Et il cita le cas de cette femme qui, quelque cent ans auparavant, en avait fait l’expérience, non sans succès.

Puis :

« Tout dépend, ajouta-t-il, des dimensions de l’appareil et de la force du vent au moment du départ.

— Briant, demanda Baxter, quelle hauteur penses-tu qu’il conviendrait d’atteindre ?…

— J’imagine qu’en montant à six ou sept cents pieds, répondit Briant, on apercevrait un feu qui aurait été allumé en n’importe quelle partie de l’île.

— Eh bien ! cela est à faire, s’écria Service, et sans attendre davantage ! Je finis par en avoir assez, moi, d’être privé d’aller et de venir à ma fantaisie !

— Et nous, de ne plus pouvoir rendre visite à nos trappes ! ajouta Wilcox.

— Et moi, de ne plus oser tirer un seul coup de fusil ! répliqua Doniphan.

— À demain, donc ! » dit Briant.

Puis, lorsqu’il se trouva seul avec Gordon :

« Est-ce sérieusement, lui demanda celui-ci, que tu songes à cette équipée ?…

— Je veux du moins essayer, Gordon !

— C’est une opération dangereuse !

— Peut-être moins qu’on ne le croit !

— Et quel est celui de nous qui consentira à risquer sa vie dans cette tentative ?…

— Toi, tout le premier, Gordon, répondit Briant, oui ! toi-même, si le sort te désigne !
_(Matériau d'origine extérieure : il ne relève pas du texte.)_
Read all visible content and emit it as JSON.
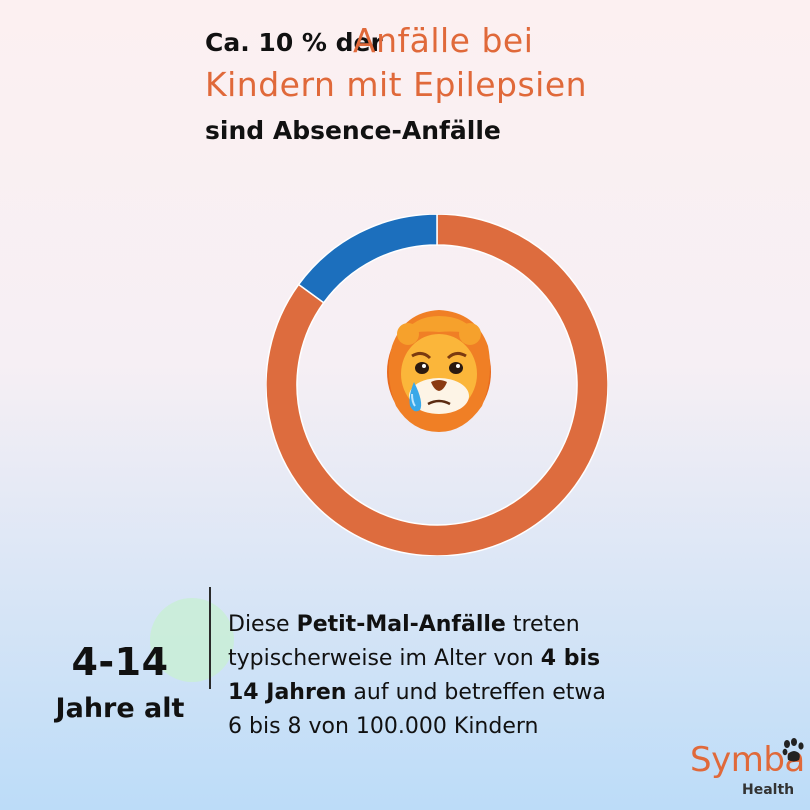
{
  "title": {
    "line1_prefix": "Ca. 10 % der",
    "line1_highlight": "Anfälle bei",
    "line2_highlight": "Kindern mit Epilepsien",
    "line3": "sind Absence-Anfälle"
  },
  "chart_data": {
    "type": "pie",
    "donut": true,
    "slices": [
      {
        "value": 85,
        "color": "#dd6c3e"
      },
      {
        "value": 15,
        "color": "#1c6fbd"
      }
    ]
  },
  "center_icon": "crying-lion-emoji",
  "age": {
    "number": "4-14",
    "label": "Jahre alt"
  },
  "description": {
    "p1": "Diese ",
    "b1": "Petit-Mal-Anfälle",
    "p2": " treten",
    "p3": "typischerweise im Alter von ",
    "b2": "4 bis",
    "b3": "14 Jahren",
    "p4": " auf und betreffen etwa",
    "p5": "6 bis 8 von 100.000 Kindern"
  },
  "logo": {
    "name": "Symba",
    "sub": "Health",
    "icon": "paw-icon"
  },
  "colors": {
    "accent": "#e0693a",
    "blue": "#1c6fbd",
    "orange": "#dd6c3e"
  }
}
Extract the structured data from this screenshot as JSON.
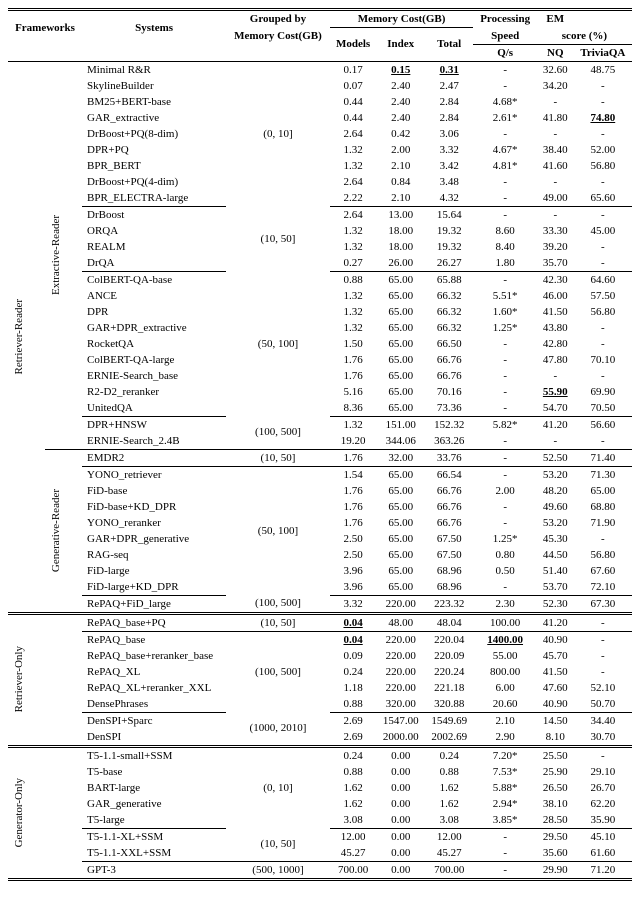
{
  "head": {
    "frameworks": "Frameworks",
    "systems": "Systems",
    "grouped_lbl1": "Grouped by",
    "grouped_lbl2": "Memory Cost(GB)",
    "mem_hdr": "Memory Cost(GB)",
    "mem_models": "Models",
    "mem_index": "Index",
    "mem_total": "Total",
    "speed_hdr1": "Processing",
    "speed_hdr2": "Speed",
    "speed_sub": "Q/s",
    "em_hdr1": "EM",
    "em_hdr2": "score (%)",
    "em_nq": "NQ",
    "em_tq": "TriviaQA"
  },
  "framework_labels": {
    "rr": "Retriever-Reader",
    "ro": "Retriever-Only",
    "go": "Generator-Only",
    "extractive": "Extractive-Reader",
    "generative": "Generative-Reader"
  },
  "groups": {
    "g0_10": "(0, 10]",
    "g10_50": "(10, 50]",
    "g50_100": "(50, 100]",
    "g100_500": "(100, 500]",
    "g500_1000": "(500, 1000]",
    "g1000_2010": "(1000, 2010]"
  },
  "rows": {
    "r1": {
      "sys": "Minimal R&R",
      "m": "0.17",
      "i": "0.15",
      "t": "0.31",
      "q": "-",
      "nq": "32.60",
      "tq": "48.75"
    },
    "r2": {
      "sys": "SkylineBuilder",
      "m": "0.07",
      "i": "2.40",
      "t": "2.47",
      "q": "-",
      "nq": "34.20",
      "tq": "-"
    },
    "r3": {
      "sys": "BM25+BERT-base",
      "m": "0.44",
      "i": "2.40",
      "t": "2.84",
      "q": "4.68*",
      "nq": "-",
      "tq": "-"
    },
    "r4": {
      "sys": "GAR_extractive",
      "m": "0.44",
      "i": "2.40",
      "t": "2.84",
      "q": "2.61*",
      "nq": "41.80",
      "tq": "74.80"
    },
    "r5": {
      "sys": "DrBoost+PQ(8-dim)",
      "m": "2.64",
      "i": "0.42",
      "t": "3.06",
      "q": "-",
      "nq": "-",
      "tq": "-"
    },
    "r6": {
      "sys": "DPR+PQ",
      "m": "1.32",
      "i": "2.00",
      "t": "3.32",
      "q": "4.67*",
      "nq": "38.40",
      "tq": "52.00"
    },
    "r7": {
      "sys": "BPR_BERT",
      "m": "1.32",
      "i": "2.10",
      "t": "3.42",
      "q": "4.81*",
      "nq": "41.60",
      "tq": "56.80"
    },
    "r8": {
      "sys": "DrBoost+PQ(4-dim)",
      "m": "2.64",
      "i": "0.84",
      "t": "3.48",
      "q": "-",
      "nq": "-",
      "tq": "-"
    },
    "r9": {
      "sys": "BPR_ELECTRA-large",
      "m": "2.22",
      "i": "2.10",
      "t": "4.32",
      "q": "-",
      "nq": "49.00",
      "tq": "65.60"
    },
    "r10": {
      "sys": "DrBoost",
      "m": "2.64",
      "i": "13.00",
      "t": "15.64",
      "q": "-",
      "nq": "-",
      "tq": "-"
    },
    "r11": {
      "sys": "ORQA",
      "m": "1.32",
      "i": "18.00",
      "t": "19.32",
      "q": "8.60",
      "nq": "33.30",
      "tq": "45.00"
    },
    "r12": {
      "sys": "REALM",
      "m": "1.32",
      "i": "18.00",
      "t": "19.32",
      "q": "8.40",
      "nq": "39.20",
      "tq": "-"
    },
    "r13": {
      "sys": "DrQA",
      "m": "0.27",
      "i": "26.00",
      "t": "26.27",
      "q": "1.80",
      "nq": "35.70",
      "tq": "-"
    },
    "r14": {
      "sys": "ColBERT-QA-base",
      "m": "0.88",
      "i": "65.00",
      "t": "65.88",
      "q": "-",
      "nq": "42.30",
      "tq": "64.60"
    },
    "r15": {
      "sys": "ANCE",
      "m": "1.32",
      "i": "65.00",
      "t": "66.32",
      "q": "5.51*",
      "nq": "46.00",
      "tq": "57.50"
    },
    "r16": {
      "sys": "DPR",
      "m": "1.32",
      "i": "65.00",
      "t": "66.32",
      "q": "1.60*",
      "nq": "41.50",
      "tq": "56.80"
    },
    "r17": {
      "sys": "GAR+DPR_extractive",
      "m": "1.32",
      "i": "65.00",
      "t": "66.32",
      "q": "1.25*",
      "nq": "43.80",
      "tq": "-"
    },
    "r18": {
      "sys": "RocketQA",
      "m": "1.50",
      "i": "65.00",
      "t": "66.50",
      "q": "-",
      "nq": "42.80",
      "tq": "-"
    },
    "r19": {
      "sys": "ColBERT-QA-large",
      "m": "1.76",
      "i": "65.00",
      "t": "66.76",
      "q": "-",
      "nq": "47.80",
      "tq": "70.10"
    },
    "r20": {
      "sys": "ERNIE-Search_base",
      "m": "1.76",
      "i": "65.00",
      "t": "66.76",
      "q": "-",
      "nq": "-",
      "tq": "-"
    },
    "r21": {
      "sys": "R2-D2_reranker",
      "m": "5.16",
      "i": "65.00",
      "t": "70.16",
      "q": "-",
      "nq": "55.90",
      "tq": "69.90"
    },
    "r22": {
      "sys": "UnitedQA",
      "m": "8.36",
      "i": "65.00",
      "t": "73.36",
      "q": "-",
      "nq": "54.70",
      "tq": "70.50"
    },
    "r23": {
      "sys": "DPR+HNSW",
      "m": "1.32",
      "i": "151.00",
      "t": "152.32",
      "q": "5.82*",
      "nq": "41.20",
      "tq": "56.60"
    },
    "r24": {
      "sys": "ERNIE-Search_2.4B",
      "m": "19.20",
      "i": "344.06",
      "t": "363.26",
      "q": "-",
      "nq": "-",
      "tq": "-"
    },
    "r25": {
      "sys": "EMDR2",
      "m": "1.76",
      "i": "32.00",
      "t": "33.76",
      "q": "-",
      "nq": "52.50",
      "tq": "71.40"
    },
    "r26": {
      "sys": "YONO_retriever",
      "m": "1.54",
      "i": "65.00",
      "t": "66.54",
      "q": "-",
      "nq": "53.20",
      "tq": "71.30"
    },
    "r27": {
      "sys": "FiD-base",
      "m": "1.76",
      "i": "65.00",
      "t": "66.76",
      "q": "2.00",
      "nq": "48.20",
      "tq": "65.00"
    },
    "r28": {
      "sys": "FiD-base+KD_DPR",
      "m": "1.76",
      "i": "65.00",
      "t": "66.76",
      "q": "-",
      "nq": "49.60",
      "tq": "68.80"
    },
    "r29": {
      "sys": "YONO_reranker",
      "m": "1.76",
      "i": "65.00",
      "t": "66.76",
      "q": "-",
      "nq": "53.20",
      "tq": "71.90"
    },
    "r30": {
      "sys": "GAR+DPR_generative",
      "m": "2.50",
      "i": "65.00",
      "t": "67.50",
      "q": "1.25*",
      "nq": "45.30",
      "tq": "-"
    },
    "r31": {
      "sys": "RAG-seq",
      "m": "2.50",
      "i": "65.00",
      "t": "67.50",
      "q": "0.80",
      "nq": "44.50",
      "tq": "56.80"
    },
    "r32": {
      "sys": "FiD-large",
      "m": "3.96",
      "i": "65.00",
      "t": "68.96",
      "q": "0.50",
      "nq": "51.40",
      "tq": "67.60"
    },
    "r33": {
      "sys": "FiD-large+KD_DPR",
      "m": "3.96",
      "i": "65.00",
      "t": "68.96",
      "q": "-",
      "nq": "53.70",
      "tq": "72.10"
    },
    "r34": {
      "sys": "RePAQ+FiD_large",
      "m": "3.32",
      "i": "220.00",
      "t": "223.32",
      "q": "2.30",
      "nq": "52.30",
      "tq": "67.30"
    },
    "r35": {
      "sys": "RePAQ_base+PQ",
      "m": "0.04",
      "i": "48.00",
      "t": "48.04",
      "q": "100.00",
      "nq": "41.20",
      "tq": "-"
    },
    "r36": {
      "sys": "RePAQ_base",
      "m": "0.04",
      "i": "220.00",
      "t": "220.04",
      "q": "1400.00",
      "nq": "40.90",
      "tq": "-"
    },
    "r37": {
      "sys": "RePAQ_base+reranker_base",
      "m": "0.09",
      "i": "220.00",
      "t": "220.09",
      "q": "55.00",
      "nq": "45.70",
      "tq": "-"
    },
    "r38": {
      "sys": "RePAQ_XL",
      "m": "0.24",
      "i": "220.00",
      "t": "220.24",
      "q": "800.00",
      "nq": "41.50",
      "tq": "-"
    },
    "r39": {
      "sys": "RePAQ_XL+reranker_XXL",
      "m": "1.18",
      "i": "220.00",
      "t": "221.18",
      "q": "6.00",
      "nq": "47.60",
      "tq": "52.10"
    },
    "r40": {
      "sys": "DensePhrases",
      "m": "0.88",
      "i": "320.00",
      "t": "320.88",
      "q": "20.60",
      "nq": "40.90",
      "tq": "50.70"
    },
    "r41": {
      "sys": "DenSPI+Sparc",
      "m": "2.69",
      "i": "1547.00",
      "t": "1549.69",
      "q": "2.10",
      "nq": "14.50",
      "tq": "34.40"
    },
    "r42": {
      "sys": "DenSPI",
      "m": "2.69",
      "i": "2000.00",
      "t": "2002.69",
      "q": "2.90",
      "nq": "8.10",
      "tq": "30.70"
    },
    "r43": {
      "sys": "T5-1.1-small+SSM",
      "m": "0.24",
      "i": "0.00",
      "t": "0.24",
      "q": "7.20*",
      "nq": "25.50",
      "tq": "-"
    },
    "r44": {
      "sys": "T5-base",
      "m": "0.88",
      "i": "0.00",
      "t": "0.88",
      "q": "7.53*",
      "nq": "25.90",
      "tq": "29.10"
    },
    "r45": {
      "sys": "BART-large",
      "m": "1.62",
      "i": "0.00",
      "t": "1.62",
      "q": "5.88*",
      "nq": "26.50",
      "tq": "26.70"
    },
    "r46": {
      "sys": "GAR_generative",
      "m": "1.62",
      "i": "0.00",
      "t": "1.62",
      "q": "2.94*",
      "nq": "38.10",
      "tq": "62.20"
    },
    "r47": {
      "sys": "T5-large",
      "m": "3.08",
      "i": "0.00",
      "t": "3.08",
      "q": "3.85*",
      "nq": "28.50",
      "tq": "35.90"
    },
    "r48": {
      "sys": "T5-1.1-XL+SSM",
      "m": "12.00",
      "i": "0.00",
      "t": "12.00",
      "q": "-",
      "nq": "29.50",
      "tq": "45.10"
    },
    "r49": {
      "sys": "T5-1.1-XXL+SSM",
      "m": "45.27",
      "i": "0.00",
      "t": "45.27",
      "q": "-",
      "nq": "35.60",
      "tq": "61.60"
    },
    "r50": {
      "sys": "GPT-3",
      "m": "700.00",
      "i": "0.00",
      "t": "700.00",
      "q": "-",
      "nq": "29.90",
      "tq": "71.20"
    }
  }
}
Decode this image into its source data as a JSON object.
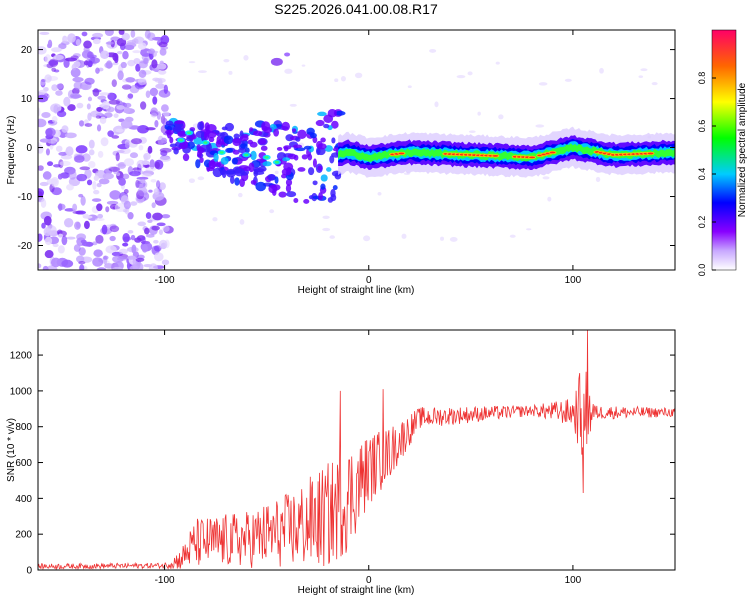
{
  "title": "S225.2026.041.00.08.R17",
  "chart_data": [
    {
      "type": "heatmap",
      "xlabel": "Height of straight line (km)",
      "ylabel": "Frequency (Hz)",
      "xlim": [
        -162,
        150
      ],
      "ylim": [
        -25,
        24
      ],
      "x_ticks": [
        -100,
        0,
        100
      ],
      "y_ticks": [
        -20,
        -10,
        0,
        10,
        20
      ],
      "colorbar": {
        "label": "Normalized spectral amplitude",
        "range": [
          0,
          1
        ],
        "ticks": [
          0.0,
          0.2,
          0.4,
          0.6,
          0.8
        ]
      },
      "ridge": [
        {
          "x": -98,
          "freq": 3
        },
        {
          "x": -85,
          "freq": 1
        },
        {
          "x": -70,
          "freq": -1
        },
        {
          "x": -50,
          "freq": -2
        },
        {
          "x": -30,
          "freq": -3
        },
        {
          "x": -10,
          "freq": -1
        },
        {
          "x": 0,
          "freq": -2
        },
        {
          "x": 20,
          "freq": -1
        },
        {
          "x": 50,
          "freq": -1.5
        },
        {
          "x": 80,
          "freq": -2
        },
        {
          "x": 100,
          "freq": 0
        },
        {
          "x": 120,
          "freq": -1.5
        },
        {
          "x": 150,
          "freq": -1
        }
      ]
    },
    {
      "type": "line",
      "xlabel": "Height of straight line (km)",
      "ylabel": "SNR (10 * v/v)",
      "xlim": [
        -162,
        150
      ],
      "ylim": [
        0,
        1340
      ],
      "x_ticks": [
        -100,
        0,
        100
      ],
      "y_ticks": [
        0,
        200,
        400,
        600,
        800,
        1000,
        1200
      ],
      "series": [
        {
          "name": "SNR",
          "color": "#ee3333",
          "envelope": [
            {
              "x": -162,
              "mean": 20,
              "amp": 15
            },
            {
              "x": -100,
              "mean": 25,
              "amp": 15
            },
            {
              "x": -92,
              "mean": 60,
              "amp": 60
            },
            {
              "x": -85,
              "mean": 150,
              "amp": 140
            },
            {
              "x": -60,
              "mean": 170,
              "amp": 160
            },
            {
              "x": -40,
              "mean": 220,
              "amp": 210
            },
            {
              "x": -20,
              "mean": 300,
              "amp": 300
            },
            {
              "x": -10,
              "mean": 400,
              "amp": 300
            },
            {
              "x": 0,
              "mean": 560,
              "amp": 200
            },
            {
              "x": 10,
              "mean": 650,
              "amp": 150
            },
            {
              "x": 25,
              "mean": 850,
              "amp": 60
            },
            {
              "x": 80,
              "mean": 890,
              "amp": 30
            },
            {
              "x": 100,
              "mean": 880,
              "amp": 80
            },
            {
              "x": 105,
              "mean": 880,
              "amp": 300
            },
            {
              "x": 111,
              "mean": 880,
              "amp": 40
            },
            {
              "x": 150,
              "mean": 880,
              "amp": 25
            }
          ],
          "peaks": [
            {
              "x": -14,
              "y": 1000
            },
            {
              "x": 7,
              "y": 1010
            },
            {
              "x": 107,
              "y": 1340
            },
            {
              "x": 105,
              "y": 430
            }
          ]
        }
      ]
    }
  ]
}
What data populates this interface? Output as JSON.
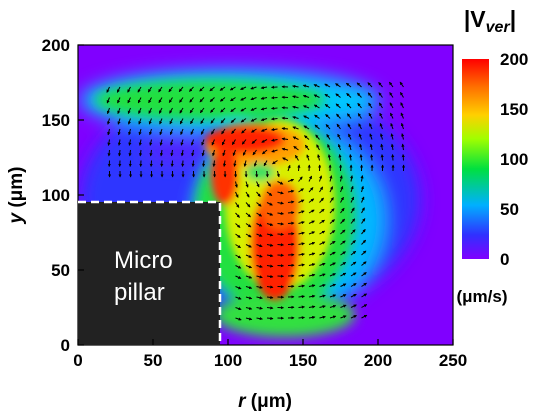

— C’est donc au sort que tu t’en rapporteras, Briant ?…

— Non, Gordon ! Il faut que celui de nous qui se dévouera le fasse de son plein gré !

— Ton choix est-il déjà fait, Briant ?…

— Peut-être ! »

Et Briant serra la main de Gordon.





  1. Ce que méditait Briant allait être fait en France. Quelques années plus tard, un cerf-volant, mesurant vingt-quatre pieds de large sur vingt-sept de long, de forme octogonale, pesant soixante-huit kilogrammes de charpente, quarante-cinq kilogrammes de toile et de corde, – en tout cent treize kilogrammes, – avait facilement enlevé un sac de terre pesant près de soixante-dix kilos.